Fun to see ideas that begin as quirky conversations among SIAI employees and visiting fellows find their way into cover stories on Forbes!
The second paragraph of the article indirectly references SENS, Seasteading Institute, Singularity Institute, and Halcyon Molecular. In the last few years, I have worked or consulted for all these orgs except the Seasteading Institute.
It would be easy to write off Thiel as a “wackaloon,” as one political blogger has called him. Indeed, Thiel is putting serious money behind companies and groups bent on extending life, colonizing on ocean platforms, commercializing space, promoting so-called friendly artificial intelligence and leapfrogging DNA sequencing, among other causes.

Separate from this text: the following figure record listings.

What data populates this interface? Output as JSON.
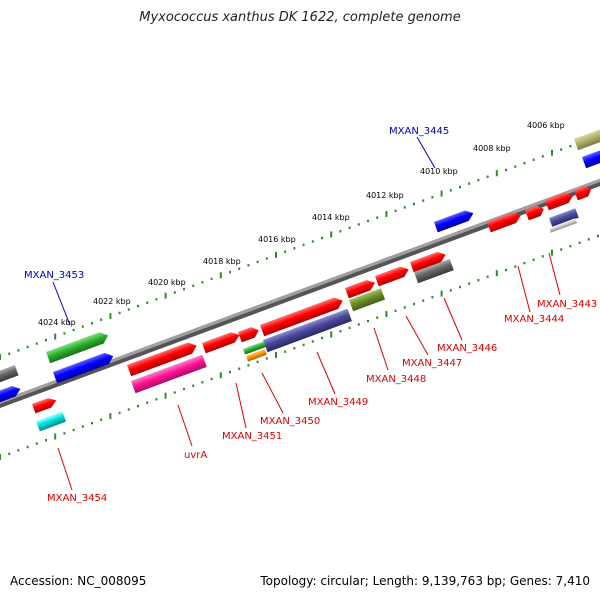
{
  "title": "Myxococcus xanthus DK 1622, complete genome",
  "footer": {
    "accession": "Accession: NC_008095",
    "summary": "Topology: circular; Length: 9,139,763 bp; Genes: 7,410"
  },
  "colors": {
    "backbone": "#808080",
    "ticks": "#2e8b2e",
    "label_forward": "#0000cc",
    "label_reverse": "#dd0000"
  },
  "kbp_labels": [
    "4006 kbp",
    "4008 kbp",
    "4010 kbp",
    "4012 kbp",
    "4014 kbp",
    "4016 kbp",
    "4018 kbp",
    "4020 kbp",
    "4022 kbp",
    "4024 kbp"
  ],
  "forward_labels": [
    "MXAN_3445",
    "MXAN_3453"
  ],
  "reverse_labels": [
    "MXAN_3443",
    "MXAN_3444",
    "MXAN_3446",
    "MXAN_3447",
    "MXAN_3448",
    "MXAN_3449",
    "MXAN_3450",
    "MXAN_3451",
    "uvrA",
    "MXAN_3454"
  ]
}
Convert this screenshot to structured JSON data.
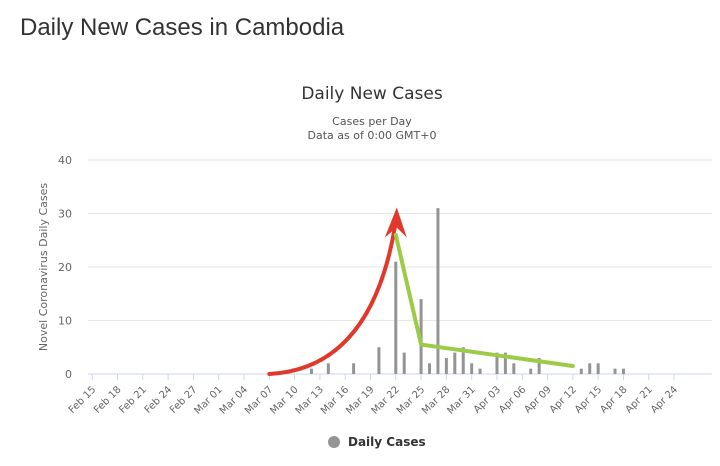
{
  "page": {
    "title": "Daily New Cases in Cambodia"
  },
  "chart_data": {
    "type": "bar",
    "title": "Daily New Cases",
    "subtitle_lines": [
      "Cases per Day",
      "Data as of 0:00 GMT+0"
    ],
    "xlabel": "",
    "ylabel": "Novel Coronavirus Daily Cases",
    "ylim": [
      0,
      40
    ],
    "yticks": [
      0,
      10,
      20,
      30,
      40
    ],
    "grid": true,
    "legend_position": "bottom-center",
    "bar_color": "#949494",
    "start_date": "2020-02-15",
    "x_tick_labels": [
      "Feb 15",
      "Feb 18",
      "Feb 21",
      "Feb 24",
      "Feb 27",
      "Mar 01",
      "Mar 04",
      "Mar 07",
      "Mar 10",
      "Mar 13",
      "Mar 16",
      "Mar 19",
      "Mar 22",
      "Mar 25",
      "Mar 28",
      "Mar 31",
      "Apr 03",
      "Apr 06",
      "Apr 09",
      "Apr 12",
      "Apr 15",
      "Apr 18",
      "Apr 21",
      "Apr 24"
    ],
    "series": [
      {
        "name": "Daily Cases",
        "values": [
          0,
          0,
          0,
          0,
          0,
          0,
          0,
          0,
          0,
          0,
          0,
          0,
          0,
          0,
          0,
          0,
          0,
          0,
          0,
          0,
          0,
          0,
          0,
          0,
          0,
          0,
          1,
          0,
          2,
          0,
          0,
          2,
          0,
          0,
          5,
          0,
          21,
          4,
          0,
          14,
          2,
          31,
          3,
          4,
          5,
          2,
          1,
          0,
          4,
          4,
          2,
          0,
          1,
          3,
          0,
          0,
          0,
          0,
          1,
          2,
          2,
          0,
          1,
          1,
          0,
          0,
          0,
          0,
          0,
          0,
          0,
          0,
          0,
          0
        ]
      }
    ],
    "annotations": [
      {
        "type": "curved-arrow",
        "color": "#e0392b",
        "from": [
          "Mar 07",
          0
        ],
        "to": [
          "Mar 22",
          30
        ]
      },
      {
        "type": "polyline",
        "color": "#9ccc47",
        "points": [
          [
            "Mar 22",
            26
          ],
          [
            "Mar 25",
            5.5
          ],
          [
            "Apr 12",
            1.5
          ]
        ]
      }
    ]
  }
}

Freedom, he has said, is incompatible with democracy. In one of his most provocative acts, he has offered hundreds of thousands of dollars to college kids if they drop out of school and start a business or pursue a breakthrough. “People think of the future as something other people do,” Thiel says backstage at a December philanthropic fundraiser in San Francisco. “But there’s something weirder about a society where people don’t think about the future.”
That’s the society we live in. “Contemplating the future” consists of wondering what you’re going to do next weekend.